Andrei Vadimovich Dapkiunas (Андрэй Вадзімавіч Дапкюнас, born 11 April 1963, Minsk) is a Belarusian diplomat who is currently Ambassador of Belarus to Austria, Slovenia and Slovakia, Permanent Representative of Belarus to the international organisations in Vienna and to the Organisation for Security and Co-operation in Europe (OSCE). He holds the rank of Ambassador Extraordinary and Plenipotentiary since 2011.

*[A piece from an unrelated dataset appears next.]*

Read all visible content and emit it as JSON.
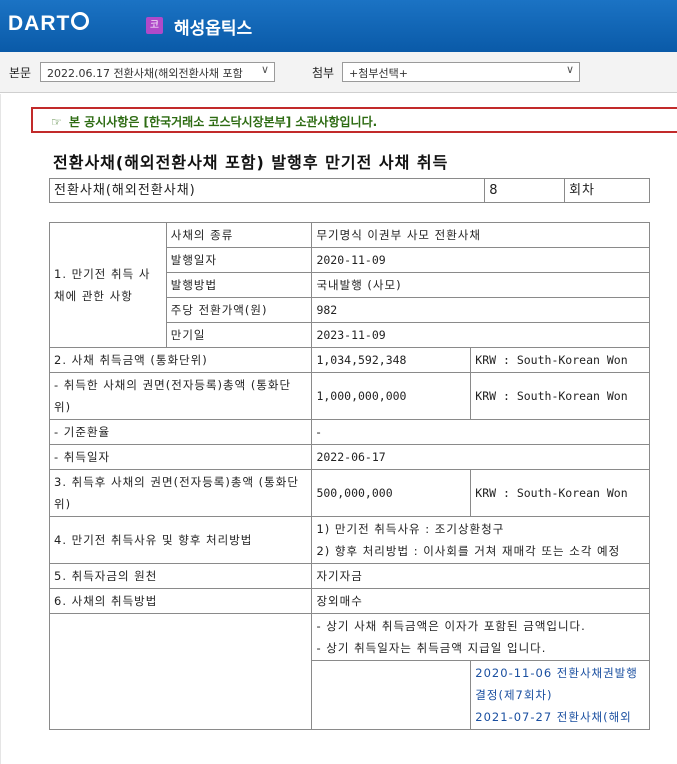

==Background and education==
Dapkiunas was born in Minsk in a family related to Yanka Kupala, the foremost Belarusian poet and a symbolic figure in the Belarusian national revival of the early 20th century. He holds a PhD degree in political science from the Belarusian State University (1991) and a graduate degree in languages (English and French) from the Minsk State Institute for Foreign Languages (1985). Alumnus of the London School of Economics and Political Science (Research Fee student, 1989–1990).

==Career==
===Early diplomatic career===
Dapkiunas joined the Ministry of Foreign Affairs of Belarus in February 1992 and is currently among the longest-serving members of the Belarusian diplomatic service. As a junior diplomat, in 1992–1994 he had his first foreign assignment at the Permanent Mission of Belarus to the United Nations. After returning to Minsk in 1994, for more than nine years he headed the Ministry's department responsible for bilateral relations of Belarus with the US and Canada and later – with all countries of the Americas.

===Ambassadorship in New York===
From 2004 to 2017, he was the Permanent Representative of Belarus to the United Nations and is the longest-serving Belarusian ambassador to the United Nations. In 2011 he was briefly withdrawn from his position as ambassador to the UN following allegations of a link to one of opposition candidates in the presidential election.

While at the UN in New York, Dapkiunas served as President of the executive board of the UN Children's Fund, UNICEF (2006) and vice-president of the United Nations Economic and Social Council, ECOSOC (2008). Member of the executive board of the International Association of Permanent Representatives to the United Nations.

===Deputy Minister of Foreign Affairs===
From 2017 to 2020, Dapkiunas served as Deputy Minister of Foreign Affairs of Belarus. His responsibilities included multilateral diplomacy, humanitarian cooperation and relations of Belarus with countries of Africa and Asia.

===Ambassadorship in Vienna===
In July 2020, Dapkiunas was appointed as Ambassador of Belarus to Austria and Slovenia, Permanent Representative of Belarus to the international organisations in Vienna and to the Organisation for Security and Co-operation in Europe (OSCE).

On October 21, 2024, he was also appointed non-resident Ambassador to Slovakia.